Елизавета замерла, и на сцене воцарилась тишина. Мавра окоченела от ужаса, вдохнув, позабыла выдохнуть. Надо было срочно подсказать ополоумевшему казаку нужные слова, но от волнения у неё так перехватило горло, что из него не исторгся даже писк.
В гробовом молчании мучительно тянулись секунды — одна, вторая, третья… Малыш на руках у гофмейстера, соскучившись, захныкал, и тот рассеянно потрепал его по макушке.

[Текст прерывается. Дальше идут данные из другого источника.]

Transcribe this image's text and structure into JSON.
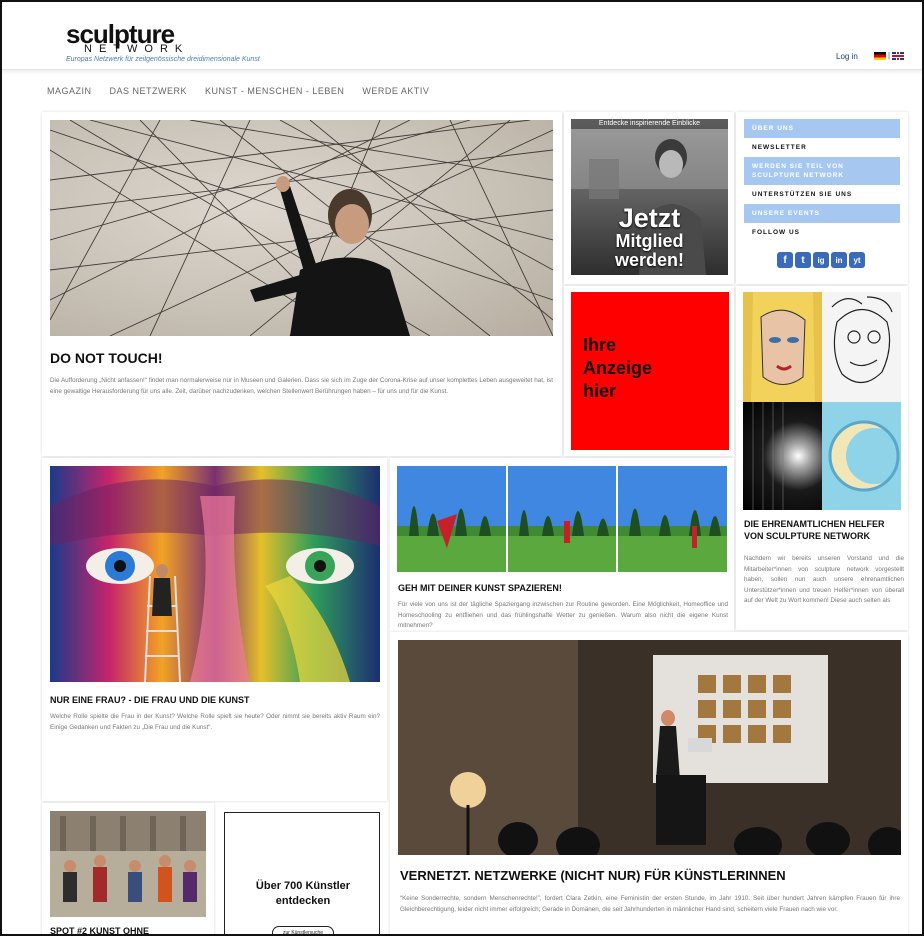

— Дар твой велик, но я его приму, — наконец, медленно проговорила Елизавета и, взяв у Розума ребёнка, продолжила уже по тексту: — Спасибо тебе, добрый господин. Но нечем мне отблагодарить тебя, ведь даже крыши над главой я ныне не имею…
Бледный как смерть Розум доиграл сцену, слов больше не путал, стоял, где полагалось, и вовремя удалился за кулису, но Мавра всё равно готова была задушить его собственными руками. Репетировать он не желал! Говорил, что всё и без Мавры помнит! Чуть спектакль не сорвал, каналья! Только продолжение представления и собственные обязанности суфлёра удержали её от того, чтобы броситься за кулисы и влепить самонадеянному пакостнику оплеуху. Но ничего! Ужо она ему покажет после спектакля!
На несколько минут опустили занавес, и пока мужики под началом Михайлы Воронцова спешно переставляли декорации, убирая пустынные пейзажи с пальмами и водружая виды городской площади и царского дворца, Мавра декламировала зрителям пояснительный текст, рассказывая, что несчастную Диану приютили иноверцы. Прошёл год, и, наконец, с караваном купцов она приехала в родной город.
Вновь поднялся занавес, на сцене появилась многолюдная городская площадь, в центре которой стояла Диана, а навстречу ей из-за кулис вышел Геогра́ф со свитой.
Данила, очень бледный, с заострившимся восковым лицом, на котором влажно блестела испарина, сделал в сторону Елизаветы четыре точно выверенных шага, остановился, протянув руки, и… вдруг беззвучно упал к её ногам.
На секунду всё замерло, а потом на сцене начался переполох — Иван бросился к брату, плюхнулся на колени и принялся тормошить его, за ним подбежали Шуваловы, старший Воронцов, из зрительного зала на сцену взобрался Лесток и, растолкав толпу, склонился над упавшим. Он долго щупал шею, оттягивал веки, прикладывался ухом к груди и, наконец, поднялся, тоже очень бледный.
— Он умер, — проговорил Лесток, и на театральный павильон пала такая жуткая, леденящая тишина, что стало слышно, как перекликаются на берегу ласточки.